Le phénomène des enfants associés aux groupes armés (EAGA) dépasse largement les frontières nationales. Il s’agit d’un problème régional et transfrontalier, qui touche l’ensemble de la région des Grands Lacs, du Sahel, ainsi que de nombreuses zones de conflits prolongés. Dans ces contextes marqués par l’insécurité chronique, l’effondrement des services sociaux, la défaillance de l’État  et la pauvreté extrême, des milliers d’enfants sont recrutés, utilisés ou exploités par des acteurs armés. Leur enrôlement n’est jamais un choix véritable : il résulte de la violence, du manque de protection, de la déscolarisation ou de pressions directes exercées par les groupes armés.

Les rôles confiés aux enfants sont multiples et dépassent largement l’image du « jeune combattant ». Beaucoup d’entre eux sont utilisés comme porteurs, transportant munitions, nourriture ou matériel lourd sur de longues distances. D’autres sont forcés de servir d’informateurs, d’espions ou de guetteurs, souvent en première ligne d’exposition aux risques. Les filles, pour leur part, sont particulièrement vulnérables : en plus d’être utilisées comme cuisinières ou aides domestiques, elles sont fréquemment soumises à des violences sexuelles, contraintes à des « mariages » forcés ou exploitées comme esclaves sexuelles. Dans plusieurs conflits récents, certains enfants ont été utilisés comme messagers, et d’autres, de manière alarmante, comme boucliers humains lors d’affrontements.

Même lorsqu’ils ne portent pas d’armes, ces enfants répondent à la définition internationale dEAGA, telle qu’énoncée par les Nations Unies.

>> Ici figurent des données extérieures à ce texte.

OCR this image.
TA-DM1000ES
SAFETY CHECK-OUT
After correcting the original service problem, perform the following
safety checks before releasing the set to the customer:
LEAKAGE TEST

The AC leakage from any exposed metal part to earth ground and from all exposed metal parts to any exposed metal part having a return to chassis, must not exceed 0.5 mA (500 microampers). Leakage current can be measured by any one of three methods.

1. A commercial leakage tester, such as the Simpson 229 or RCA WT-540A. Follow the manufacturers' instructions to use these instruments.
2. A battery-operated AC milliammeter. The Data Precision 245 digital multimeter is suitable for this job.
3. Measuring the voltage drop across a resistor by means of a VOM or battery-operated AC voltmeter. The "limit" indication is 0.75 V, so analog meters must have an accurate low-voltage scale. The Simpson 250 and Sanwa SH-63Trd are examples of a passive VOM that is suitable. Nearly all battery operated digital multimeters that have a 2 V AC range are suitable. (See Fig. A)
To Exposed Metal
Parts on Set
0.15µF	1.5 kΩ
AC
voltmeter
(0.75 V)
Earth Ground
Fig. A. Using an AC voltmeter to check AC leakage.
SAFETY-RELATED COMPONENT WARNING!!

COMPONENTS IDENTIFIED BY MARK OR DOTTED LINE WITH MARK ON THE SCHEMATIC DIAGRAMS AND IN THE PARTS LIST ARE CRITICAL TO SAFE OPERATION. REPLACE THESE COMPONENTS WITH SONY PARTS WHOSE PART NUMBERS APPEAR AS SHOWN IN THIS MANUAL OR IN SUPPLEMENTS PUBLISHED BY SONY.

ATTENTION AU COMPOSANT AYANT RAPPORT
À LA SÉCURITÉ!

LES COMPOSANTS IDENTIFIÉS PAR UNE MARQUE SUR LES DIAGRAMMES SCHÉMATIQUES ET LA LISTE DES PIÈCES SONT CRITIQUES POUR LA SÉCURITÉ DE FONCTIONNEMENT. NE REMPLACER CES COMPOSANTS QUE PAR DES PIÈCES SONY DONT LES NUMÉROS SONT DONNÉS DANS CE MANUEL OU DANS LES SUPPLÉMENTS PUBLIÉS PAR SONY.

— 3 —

La notion couvre tout enfant associé de manière volontaire ou forcée à des forces régulières ou des groupes armés, indépendamment de son rôle. Cette approche large vise à garantir une protection renforcée et à éviter toute forme de discrimination lors des programmes de désarmement et de réintégration.

La dimension transfrontalière est particulièrement marquée dans les régions du Sahel et des Grands Lacs, où les frontières poreuses et les déplacements massifs facilitent le transfert d’enfants d’une zone à une autre. Par exemple, des enfants recrutés en RDC peuvent être déplacés vers d’autres territoires sous contrôle de groupes armés, tandis que dans le Sahel, les groupes djihadistes opèrent simultanément au Mali, Burkina Faso et Niger, entraînant des mouvements continus d’enfants associés.

Cette réalité exige une coopération régionale, des mécanismes transfrontaliers de protection, et surtout un engagement ferme à renforcer les systèmes d’éducation, de protection de l’enfant et de prévention des violences dans toutes les communautés vulnérables.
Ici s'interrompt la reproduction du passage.